Namun beberapa kasus melaporkan bahwa ada pasien yang dating hanya dengan symptom
malformasi Chiari tanpa gambaran radiografi herniasi tonsillar. Pasien pasien ini didiagnosa
dengan ‘Chiari type 0’.
Terdapat beberapa penyebab yang dihubungkan dengan kejadian herniasi tipe ini. Antaranya
berupa korda spinalis yang menonjol, filum terminalis yang menyempit secara mendadak (menarik
turun batang otak dan struktur di sekitarnya), penurunan atau malformasi dari fossa posterior
(bagian caudal dan dorsal dari tengkorak) sehingga tidak memberikan ruang yang cukup untuk
serebelum, hidrosefalus atau volume cairan serebrospinal yang tidak normal sehingga mendorong
tonsil keluar. Kelainan jaringan ikat seperti Sindroma Ehlers Danlos, juga merupakan antara factor
penyebab.
Untuk evaluasi herniasi tonsillar yang lebih lanjut, pemeriksaan CINE flow digunakan. Pemeriksaan
MRI tipe ini memeriksa pengaliran cairan serebrospinal pada sendi kranio-servikal. Bagi pasien yang
dating dengan symptom hernia dimana dirasakan berkurang pada posisi supine dan memburuk pada
posisi berdiri, maka pemeriksaan MRI ini haruslah dilakukan dalam posisi berdiri.
Herniasi Singulata
Pada herniasi singulata atau subfalcine, yaitu hernia yang paling sering, bagian paling dalam pada
lobus frontalis akan terdorong ke falx serebri. Hernia singulata bisa terjadi apabila salah satu dari
hemisfer membengkak dan menolak girus singulata kearah falx serebri. Walaupun keadaan ini tidak
terlalu menekan batang otak seperti tipe-tipe hernia yang lain, namun bisa memberikan efek pada
pembuluh darah yang berdekatan dengan lobus frontalis tempat trauma yaitu arteri serebral
anterior atau bisa berprogresif ke hernia sentral. Kesan terhadap pembuluh darah akan
menyebabkan peningkatan tekanan intracranial yang berbahaya sehingga bisa memburuk
membentuk herniasi yang lebih berat. Gejala khas pada hernia singulata tidak jelas. Namun seperti
yang terjadi pada hernia uncal, hernia singulata juga akan menyebabkan kelainan pada postur tubuh
dan koma. Hernia singulata dipercayai sering menjadi precursor terhadap tipe hernia yang lain.

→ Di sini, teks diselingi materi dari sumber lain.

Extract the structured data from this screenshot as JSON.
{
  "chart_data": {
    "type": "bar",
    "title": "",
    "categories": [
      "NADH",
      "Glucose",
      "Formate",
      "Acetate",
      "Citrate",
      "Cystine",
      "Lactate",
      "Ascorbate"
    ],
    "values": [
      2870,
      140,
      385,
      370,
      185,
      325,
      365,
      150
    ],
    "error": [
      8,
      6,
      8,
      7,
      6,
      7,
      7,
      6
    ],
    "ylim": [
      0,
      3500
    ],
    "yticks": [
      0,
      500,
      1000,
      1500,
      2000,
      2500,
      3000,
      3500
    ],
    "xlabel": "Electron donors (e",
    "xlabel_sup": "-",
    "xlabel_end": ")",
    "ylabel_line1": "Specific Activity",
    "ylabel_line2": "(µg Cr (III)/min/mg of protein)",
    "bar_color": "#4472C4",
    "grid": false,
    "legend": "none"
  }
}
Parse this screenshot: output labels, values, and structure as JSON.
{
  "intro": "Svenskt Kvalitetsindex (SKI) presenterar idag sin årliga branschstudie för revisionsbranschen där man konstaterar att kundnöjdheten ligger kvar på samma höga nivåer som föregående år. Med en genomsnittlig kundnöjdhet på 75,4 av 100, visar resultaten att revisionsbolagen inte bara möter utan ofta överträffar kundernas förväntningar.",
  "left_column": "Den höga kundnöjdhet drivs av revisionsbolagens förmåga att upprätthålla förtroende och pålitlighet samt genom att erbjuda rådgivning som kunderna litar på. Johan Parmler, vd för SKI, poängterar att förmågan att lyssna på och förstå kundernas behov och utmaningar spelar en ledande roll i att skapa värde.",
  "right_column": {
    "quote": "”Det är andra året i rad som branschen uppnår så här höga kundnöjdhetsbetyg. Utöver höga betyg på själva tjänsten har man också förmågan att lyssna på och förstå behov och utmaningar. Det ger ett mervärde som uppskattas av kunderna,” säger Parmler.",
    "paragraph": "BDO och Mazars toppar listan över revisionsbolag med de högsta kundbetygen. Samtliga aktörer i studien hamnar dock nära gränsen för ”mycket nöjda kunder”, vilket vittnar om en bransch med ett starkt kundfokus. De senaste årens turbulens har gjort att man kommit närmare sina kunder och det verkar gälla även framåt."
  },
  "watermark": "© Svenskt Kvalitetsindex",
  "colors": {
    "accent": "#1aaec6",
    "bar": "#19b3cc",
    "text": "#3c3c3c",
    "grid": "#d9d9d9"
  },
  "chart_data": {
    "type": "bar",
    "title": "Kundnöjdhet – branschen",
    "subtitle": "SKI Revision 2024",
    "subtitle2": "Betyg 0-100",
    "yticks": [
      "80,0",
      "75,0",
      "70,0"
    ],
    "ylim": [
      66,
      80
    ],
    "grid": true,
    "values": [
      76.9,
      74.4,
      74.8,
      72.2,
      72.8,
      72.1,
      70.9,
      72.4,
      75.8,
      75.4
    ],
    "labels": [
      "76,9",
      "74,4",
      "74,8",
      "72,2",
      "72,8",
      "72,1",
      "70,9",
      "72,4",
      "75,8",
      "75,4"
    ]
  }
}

Hernia Transcalvarial Pada hernia transcalvarial, otak akan tertekan pada daerah fraktur atau bekas
operasi. Hernia ini juga dikenali sebagai hernia eksternal di mana ia terjadi sewaktu kranektomi atau
pada apa saja operasi yang melibatkan pengangkatan bagian tertentu tengkorak.